The Commerce Ministry reported on Monday headline inflation, gauged by the consumer price index, decreased by 0.31% year-on-year in October, compared with a 0.3% year-on-year uptick in September.
Poonpong Naiyanapakorn, director-general of the Trade Policy and Strategy Office, said the decrease was largely influenced by the decline in the prices of energy and consumer goods related to government measures aimed at reducing the cost of living.
In addition, the prices of pork and fresh vegetables were lower than last year.
According to ministry data, the category of food and non-alcoholic beverages decreased by 0.65% year-on-year in October, attributed to a drop in the price of meat, particularly pork and chicken, along with fresh vegetables (coriander, Chinese kale and cucumbers) influenced by favourable weather conditions the past year.
The prices of vegetable oil, dried coconuts and tamarind paste also declined based on cheaper raw material costs.
In the non-food and beverages category, prices fell by 0.09% from October 2022, driven by lower rates for electricity and diesel because of state initiatives, as well as cheaper cleaning products (laundry detergent, dishwashing liquid and fabric softener) and electrical appliances (fans, air conditioners and washing machines).
"The inflation reading for October, which marked the first drop in 25 months, does not signal any concerns. There's no need to worry because this decrease was attributed to significant reductions in essential product categories such as energy and goods, which fell based on government support measures to reduce the cost of living," said Mr Poonpong.

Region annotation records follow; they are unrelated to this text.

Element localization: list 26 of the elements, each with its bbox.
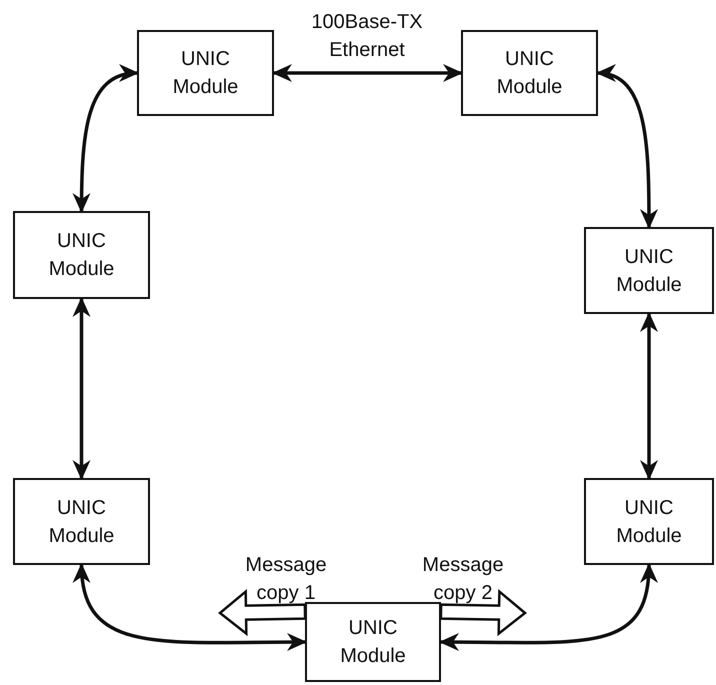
module-label: UNIC Module: [615, 244, 683, 298]
edge-label: Message copy 1: [244, 553, 328, 606]
block-arrow: [440, 588, 527, 636]
edge-label: Message copy 2: [421, 553, 505, 606]
module-box: [13, 211, 150, 299]
module-label: UNIC Module: [339, 616, 407, 669]
double-arrow: [439, 563, 657, 652]
double-arrow: [72, 297, 90, 480]
module-label: UNIC Module: [172, 47, 240, 100]
double-arrow: [596, 66, 658, 229]
module-box: [584, 227, 714, 314]
double-arrow: [72, 66, 139, 213]
module-label: UNIC Module: [615, 496, 683, 548]
edge-label: 100Base-TX Ethernet: [310, 10, 424, 63]
module-box: [584, 478, 714, 565]
double-arrow: [74, 563, 307, 652]
module-label: UNIC Module: [48, 496, 116, 548]
double-arrow: [640, 312, 658, 480]
module-box: [13, 478, 150, 565]
module-label: UNIC Module: [496, 47, 564, 100]
module-box: [137, 30, 274, 116]
module-box: [461, 30, 598, 116]
module-label: UNIC Module: [48, 229, 116, 282]
module-box: [305, 602, 441, 682]
double-arrow: [272, 64, 463, 82]
block-arrow: [218, 588, 306, 636]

"Both the tourism sector and exports continue to post solid recoveries, while the country's economic forecast remains positive. There's no need to worry about possible deflation."
Core inflation, which excludes volatile food and energy prices, rose by 0.08% year-on-year in October, compared with a 0.63% gain in September.

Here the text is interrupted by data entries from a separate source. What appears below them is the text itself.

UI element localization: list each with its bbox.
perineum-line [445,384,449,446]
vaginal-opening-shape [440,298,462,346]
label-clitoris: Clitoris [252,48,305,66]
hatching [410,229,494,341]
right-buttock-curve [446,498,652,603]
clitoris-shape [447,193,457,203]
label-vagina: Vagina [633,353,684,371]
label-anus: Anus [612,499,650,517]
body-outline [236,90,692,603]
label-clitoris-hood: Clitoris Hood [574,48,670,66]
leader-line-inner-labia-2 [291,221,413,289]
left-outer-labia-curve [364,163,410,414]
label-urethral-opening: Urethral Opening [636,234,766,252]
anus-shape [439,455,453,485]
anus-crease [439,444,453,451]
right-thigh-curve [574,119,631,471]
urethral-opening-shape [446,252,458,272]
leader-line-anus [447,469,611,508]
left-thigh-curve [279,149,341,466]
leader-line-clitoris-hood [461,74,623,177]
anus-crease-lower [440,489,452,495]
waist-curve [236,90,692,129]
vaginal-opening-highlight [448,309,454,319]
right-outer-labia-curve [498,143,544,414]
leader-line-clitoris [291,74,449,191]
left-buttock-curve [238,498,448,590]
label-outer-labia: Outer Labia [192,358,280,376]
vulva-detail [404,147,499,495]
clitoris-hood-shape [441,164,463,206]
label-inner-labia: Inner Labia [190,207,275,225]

For the first 10 months of this year, headline inflation was 1.6% year-on-year, moving within the inflation target range set by the Finance Ministry and the Monetary Policy Committee of 1-3%, while core inflation averaged 1.41% during this period.

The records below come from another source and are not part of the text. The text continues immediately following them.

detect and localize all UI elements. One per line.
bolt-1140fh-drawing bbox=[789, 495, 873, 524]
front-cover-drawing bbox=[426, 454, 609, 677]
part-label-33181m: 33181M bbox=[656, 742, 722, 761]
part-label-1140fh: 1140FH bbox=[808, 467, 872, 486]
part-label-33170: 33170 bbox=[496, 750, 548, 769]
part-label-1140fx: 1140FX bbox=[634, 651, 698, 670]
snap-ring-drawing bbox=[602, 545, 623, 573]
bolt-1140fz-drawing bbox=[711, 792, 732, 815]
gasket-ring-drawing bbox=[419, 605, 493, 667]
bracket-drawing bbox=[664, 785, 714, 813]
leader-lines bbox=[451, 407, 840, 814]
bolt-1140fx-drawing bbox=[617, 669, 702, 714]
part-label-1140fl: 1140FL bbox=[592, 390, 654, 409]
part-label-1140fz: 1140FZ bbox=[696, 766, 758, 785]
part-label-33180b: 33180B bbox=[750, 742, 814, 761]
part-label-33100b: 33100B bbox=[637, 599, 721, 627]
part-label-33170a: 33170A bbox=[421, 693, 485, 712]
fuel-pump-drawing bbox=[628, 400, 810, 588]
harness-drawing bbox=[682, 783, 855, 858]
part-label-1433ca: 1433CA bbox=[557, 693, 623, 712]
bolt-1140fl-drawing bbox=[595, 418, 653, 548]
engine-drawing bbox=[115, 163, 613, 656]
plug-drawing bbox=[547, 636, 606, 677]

"Headline inflation in November is expected to decrease slightly year-on-year, mainly because of projected price reductions in the food category [meat and seasonings] and energy [electricity and fuel]," he said.
"In addition, other essential consumer products for daily use should see price reductions because of the government's support measures and reduced production costs. The price base in November 2022 was relatively high, contributing to the expected downward trend in headline inflation in November."
However, Mr Poonpong said increasing domestic demand, driven by tourism, exports, and the rising prices of important agricultural products such as rice, cassava and rubber, along with a tight energy supply caused by restrictions from major oil producers, could disrupt inflation expectations.
Another factor is geopolitical tensions and war, which may affect the prices of certain goods, he said.
The Commerce Ministry is maintaining its forecast for headline inflation this year, predicting a range of 1-1.7%, with an average of 1.35%.